Ce qui est important, c’est que nous ayons démontré que l’impossible peut devenir possible. Il y a dix, quinze, vingt ans, il était impensable qu’un asile puisse être détruit. Peut-être que les asiles seront à nouveau fermés, et peut-être encore plus fermés qu’avant, je n’en sais rien, mais quoiqu’il en soit, nous aurons démontré qu’on pouvait traiter autrement la personne folle, et ce témoignage est fondamental. Je ne crois pas que le fait qu’une action se généralise veuille dire que l’on a gagné. L’essentiel est ailleurs : ce qui est essentiel, c’est qu’aujourd’hui on sait ce que l’on peut faire.[11]


[1]Entièrement exclue d’un côté, entièrement objectivée de l’autre, la folie n’est jamais manifestée pour elle-même, et dans un langage qui lui serait propre.” (Michel Foucault, Histoire de la folie à l’âge classique, Gallimard, 1961 (édition “tel”, 1971), p. 225.

[2] On peut donc dire que c’est l’obligation d’exclure – l’exclusion comme “structure” nécessaire – qui découvre, appelle et consacre les êtres qu’il faut exclure” (Blanchot Maurice, L’entretien infini, Gallimard, Paris, 1969, p. 293)

[3] Histoire de la folie, op. cit., p. 546.

[4] Basaglia faisait des observations similaires : “La passivité à laquelle l’institution le contraint ne lui permet pas, en effet, de vivre les événements selon une dialectique interne.
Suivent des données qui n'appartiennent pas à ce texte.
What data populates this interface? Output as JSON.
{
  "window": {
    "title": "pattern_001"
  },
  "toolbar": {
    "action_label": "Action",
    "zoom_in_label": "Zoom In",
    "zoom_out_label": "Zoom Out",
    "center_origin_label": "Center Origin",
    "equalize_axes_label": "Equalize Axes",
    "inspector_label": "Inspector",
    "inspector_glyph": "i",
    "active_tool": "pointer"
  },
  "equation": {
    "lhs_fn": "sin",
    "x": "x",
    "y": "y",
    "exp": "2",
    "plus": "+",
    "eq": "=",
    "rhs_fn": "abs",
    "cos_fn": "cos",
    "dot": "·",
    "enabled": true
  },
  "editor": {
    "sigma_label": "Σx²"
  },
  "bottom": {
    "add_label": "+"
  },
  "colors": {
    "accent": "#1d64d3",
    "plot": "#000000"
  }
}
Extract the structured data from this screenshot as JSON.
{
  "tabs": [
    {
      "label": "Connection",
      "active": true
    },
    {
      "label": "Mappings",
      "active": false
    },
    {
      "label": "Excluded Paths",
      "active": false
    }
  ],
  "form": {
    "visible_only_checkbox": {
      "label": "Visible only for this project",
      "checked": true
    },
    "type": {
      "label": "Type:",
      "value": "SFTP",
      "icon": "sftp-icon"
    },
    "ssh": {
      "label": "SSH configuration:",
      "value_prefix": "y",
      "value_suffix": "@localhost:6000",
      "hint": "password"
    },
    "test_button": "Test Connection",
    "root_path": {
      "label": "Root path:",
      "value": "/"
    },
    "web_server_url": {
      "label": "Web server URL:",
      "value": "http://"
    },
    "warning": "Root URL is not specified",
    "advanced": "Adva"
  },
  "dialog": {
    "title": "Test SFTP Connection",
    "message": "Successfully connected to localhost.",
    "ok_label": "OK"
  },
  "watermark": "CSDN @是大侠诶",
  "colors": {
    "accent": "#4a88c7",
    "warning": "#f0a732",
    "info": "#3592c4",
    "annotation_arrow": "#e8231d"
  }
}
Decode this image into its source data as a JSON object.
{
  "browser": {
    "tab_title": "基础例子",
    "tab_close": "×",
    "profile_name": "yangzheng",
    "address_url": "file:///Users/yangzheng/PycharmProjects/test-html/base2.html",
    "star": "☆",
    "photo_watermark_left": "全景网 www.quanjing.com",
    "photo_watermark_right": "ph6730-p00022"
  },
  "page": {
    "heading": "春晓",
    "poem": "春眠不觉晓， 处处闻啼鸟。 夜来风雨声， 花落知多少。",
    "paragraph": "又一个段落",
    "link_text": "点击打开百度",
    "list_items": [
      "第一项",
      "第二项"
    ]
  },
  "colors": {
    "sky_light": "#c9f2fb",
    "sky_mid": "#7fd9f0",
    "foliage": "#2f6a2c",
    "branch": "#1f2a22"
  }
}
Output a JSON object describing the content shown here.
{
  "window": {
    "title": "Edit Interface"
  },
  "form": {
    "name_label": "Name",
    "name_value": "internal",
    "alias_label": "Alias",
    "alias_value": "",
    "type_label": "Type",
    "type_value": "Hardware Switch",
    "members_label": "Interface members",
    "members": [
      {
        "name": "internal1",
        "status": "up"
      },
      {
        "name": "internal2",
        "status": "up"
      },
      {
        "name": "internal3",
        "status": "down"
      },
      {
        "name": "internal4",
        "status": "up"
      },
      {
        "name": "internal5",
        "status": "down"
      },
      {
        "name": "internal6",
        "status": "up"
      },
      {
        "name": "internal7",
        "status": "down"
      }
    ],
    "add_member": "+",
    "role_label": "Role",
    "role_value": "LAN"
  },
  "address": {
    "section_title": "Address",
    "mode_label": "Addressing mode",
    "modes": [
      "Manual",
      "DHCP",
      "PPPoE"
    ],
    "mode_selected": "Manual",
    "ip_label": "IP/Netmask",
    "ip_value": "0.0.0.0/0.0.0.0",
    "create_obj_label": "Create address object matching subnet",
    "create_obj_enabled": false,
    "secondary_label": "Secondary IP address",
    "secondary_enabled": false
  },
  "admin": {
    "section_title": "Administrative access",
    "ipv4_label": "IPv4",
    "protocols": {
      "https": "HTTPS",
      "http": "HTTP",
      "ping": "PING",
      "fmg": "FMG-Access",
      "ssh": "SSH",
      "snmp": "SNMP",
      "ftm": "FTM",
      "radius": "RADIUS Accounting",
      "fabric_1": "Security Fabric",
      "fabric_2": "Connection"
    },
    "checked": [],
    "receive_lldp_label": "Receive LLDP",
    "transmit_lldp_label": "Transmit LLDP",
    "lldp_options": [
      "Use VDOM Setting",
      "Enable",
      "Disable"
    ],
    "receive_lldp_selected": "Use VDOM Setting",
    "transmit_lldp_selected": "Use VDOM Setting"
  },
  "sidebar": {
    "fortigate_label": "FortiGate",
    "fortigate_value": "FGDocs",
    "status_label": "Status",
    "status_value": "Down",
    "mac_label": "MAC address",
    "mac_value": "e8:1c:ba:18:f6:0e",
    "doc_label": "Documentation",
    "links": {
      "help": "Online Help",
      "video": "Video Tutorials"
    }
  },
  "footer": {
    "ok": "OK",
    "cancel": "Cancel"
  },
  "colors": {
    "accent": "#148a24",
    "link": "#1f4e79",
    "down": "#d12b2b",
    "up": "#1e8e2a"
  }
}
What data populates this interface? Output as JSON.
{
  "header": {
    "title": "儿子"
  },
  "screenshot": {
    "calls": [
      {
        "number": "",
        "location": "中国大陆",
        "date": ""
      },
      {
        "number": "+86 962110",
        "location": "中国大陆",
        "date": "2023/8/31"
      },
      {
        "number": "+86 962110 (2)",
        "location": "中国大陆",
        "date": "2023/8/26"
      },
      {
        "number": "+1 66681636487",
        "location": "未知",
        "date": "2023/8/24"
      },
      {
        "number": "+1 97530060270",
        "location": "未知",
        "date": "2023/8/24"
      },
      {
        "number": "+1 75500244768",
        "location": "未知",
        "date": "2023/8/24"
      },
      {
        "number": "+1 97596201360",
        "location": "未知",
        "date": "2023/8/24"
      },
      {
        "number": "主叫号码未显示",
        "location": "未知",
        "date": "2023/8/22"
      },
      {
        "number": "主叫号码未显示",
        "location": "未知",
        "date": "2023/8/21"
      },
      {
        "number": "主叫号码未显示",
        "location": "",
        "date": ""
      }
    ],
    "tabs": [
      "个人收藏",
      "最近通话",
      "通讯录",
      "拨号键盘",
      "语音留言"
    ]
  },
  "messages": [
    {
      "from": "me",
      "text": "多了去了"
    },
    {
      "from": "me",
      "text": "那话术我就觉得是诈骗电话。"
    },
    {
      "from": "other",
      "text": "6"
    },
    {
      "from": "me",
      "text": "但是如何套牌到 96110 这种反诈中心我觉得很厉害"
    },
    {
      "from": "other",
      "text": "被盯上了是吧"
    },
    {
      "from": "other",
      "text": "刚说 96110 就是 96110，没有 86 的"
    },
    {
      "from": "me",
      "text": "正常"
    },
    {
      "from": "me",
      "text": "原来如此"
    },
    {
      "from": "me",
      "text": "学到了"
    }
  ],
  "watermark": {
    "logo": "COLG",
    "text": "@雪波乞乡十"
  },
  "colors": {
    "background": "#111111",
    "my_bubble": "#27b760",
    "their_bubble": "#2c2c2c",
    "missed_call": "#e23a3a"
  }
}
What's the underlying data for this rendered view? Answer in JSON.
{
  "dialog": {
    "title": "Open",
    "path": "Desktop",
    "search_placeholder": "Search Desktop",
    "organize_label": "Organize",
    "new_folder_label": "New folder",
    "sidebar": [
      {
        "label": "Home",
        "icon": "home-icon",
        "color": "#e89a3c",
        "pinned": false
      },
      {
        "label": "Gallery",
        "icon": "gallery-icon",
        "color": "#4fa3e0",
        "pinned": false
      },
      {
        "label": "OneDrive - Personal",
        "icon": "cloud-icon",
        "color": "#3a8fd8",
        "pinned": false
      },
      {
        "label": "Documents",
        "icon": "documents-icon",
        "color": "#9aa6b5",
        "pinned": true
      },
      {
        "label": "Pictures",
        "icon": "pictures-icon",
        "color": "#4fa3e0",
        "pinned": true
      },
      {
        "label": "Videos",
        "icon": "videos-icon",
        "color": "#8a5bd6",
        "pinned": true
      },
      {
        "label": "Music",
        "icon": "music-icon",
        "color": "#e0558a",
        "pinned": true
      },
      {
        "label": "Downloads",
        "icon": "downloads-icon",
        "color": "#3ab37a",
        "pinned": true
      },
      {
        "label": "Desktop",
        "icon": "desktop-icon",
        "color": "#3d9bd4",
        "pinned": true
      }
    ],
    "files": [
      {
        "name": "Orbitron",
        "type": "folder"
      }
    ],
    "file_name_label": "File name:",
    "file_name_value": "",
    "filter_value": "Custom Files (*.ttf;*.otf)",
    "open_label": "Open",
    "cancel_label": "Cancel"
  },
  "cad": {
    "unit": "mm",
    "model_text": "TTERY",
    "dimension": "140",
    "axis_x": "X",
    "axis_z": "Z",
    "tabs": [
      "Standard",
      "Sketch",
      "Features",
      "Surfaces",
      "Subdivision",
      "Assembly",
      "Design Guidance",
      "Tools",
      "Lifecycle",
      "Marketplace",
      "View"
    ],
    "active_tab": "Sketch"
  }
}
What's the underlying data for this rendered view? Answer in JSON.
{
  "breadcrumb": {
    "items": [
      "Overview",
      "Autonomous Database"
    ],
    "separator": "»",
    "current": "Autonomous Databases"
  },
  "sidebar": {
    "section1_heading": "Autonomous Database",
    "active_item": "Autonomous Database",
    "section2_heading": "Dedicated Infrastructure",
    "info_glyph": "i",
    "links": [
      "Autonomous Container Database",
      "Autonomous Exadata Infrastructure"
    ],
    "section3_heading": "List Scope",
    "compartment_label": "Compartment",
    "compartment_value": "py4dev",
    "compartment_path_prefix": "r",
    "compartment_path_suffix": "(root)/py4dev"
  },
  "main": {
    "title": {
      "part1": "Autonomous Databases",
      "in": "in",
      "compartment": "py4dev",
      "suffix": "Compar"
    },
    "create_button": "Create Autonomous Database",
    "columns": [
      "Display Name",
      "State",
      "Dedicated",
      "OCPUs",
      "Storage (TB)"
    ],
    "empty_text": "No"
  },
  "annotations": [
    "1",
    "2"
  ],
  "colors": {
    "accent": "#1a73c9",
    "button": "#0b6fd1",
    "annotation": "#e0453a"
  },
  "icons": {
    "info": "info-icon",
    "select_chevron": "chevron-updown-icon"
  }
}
Elle ne lui permet pas de vivre, de s’exposer et d’être avec les autres en ayant – en même temps – la possibilité de se sauvegarder, de se défendre, de se replier.” (Franco Basaglia, “Corpo e istituzione. Considerazioni anthropologiche in tema di psychiatria instituzionale” (1967), dans Scritti, Turin, éd. Einaudi, 1981-1982, vol. 1, p. 438.

[5] Erving Goffman, Asiles – études sur la condition sociale des malades mentaux et autres reclus, traduit de l’américain par L. et C. Lainé, Paris, éd. de Minuit, 1968 (1961), p. 182.

[6] Notons qu’après avoir remis en question le pouvoir disciplinaire au sein de l’asile, Basaglia dénoncera le pouvoir biopolitique qui risque de se diffuser à l’extérieur dès lors qu’on ouvre les hôpitaux psychiatriques. Si l’asile est remplacé par un réseau de soins ambulants dans la cité, il faut être très vigilant pour que celui-ci ne se transforme pas en filet de contrôle biopolitique de la vie quotidienne.

[7] Cf. Patrick Faugeras, L’ombre portée de François Tosquelles, éd. Érès, Ramonville-Saint-Agne, 2007.

[8] Frantz Fanon, “Lettre au ministre Résident” (1956) in Pour la révolution Africaine, éd. Maspéro, 1964.

[9] Sur cette loi et sur les propositions de Basaglia, nous renvoyons à l’article de Mario Colucci, “L’expérience italienne de psychiatrie démocratique” in Bruxelles Laïque Echos, n°72, pp. 33-37 ; et surtout au livre de Mario Colucci et Pierangelo Di Vittorio, Franco Basaglia, portrait d’un psychiatre intempestif, trad. de l’italien par Patrick Faugeras, éd. Érès, Ramonville-Saint-Agne, 2005

[10] Franco et Franca Basaglia, Les criminels de paix, Paris, P.U.F., 1980 (1975), pp. 27-28.

[11] Franco Basaglia, Psychiatrie et démocratie : Conférences brésiliennes, éd. Érès, Ramonville-Saint-Agne, 2007, p. 130.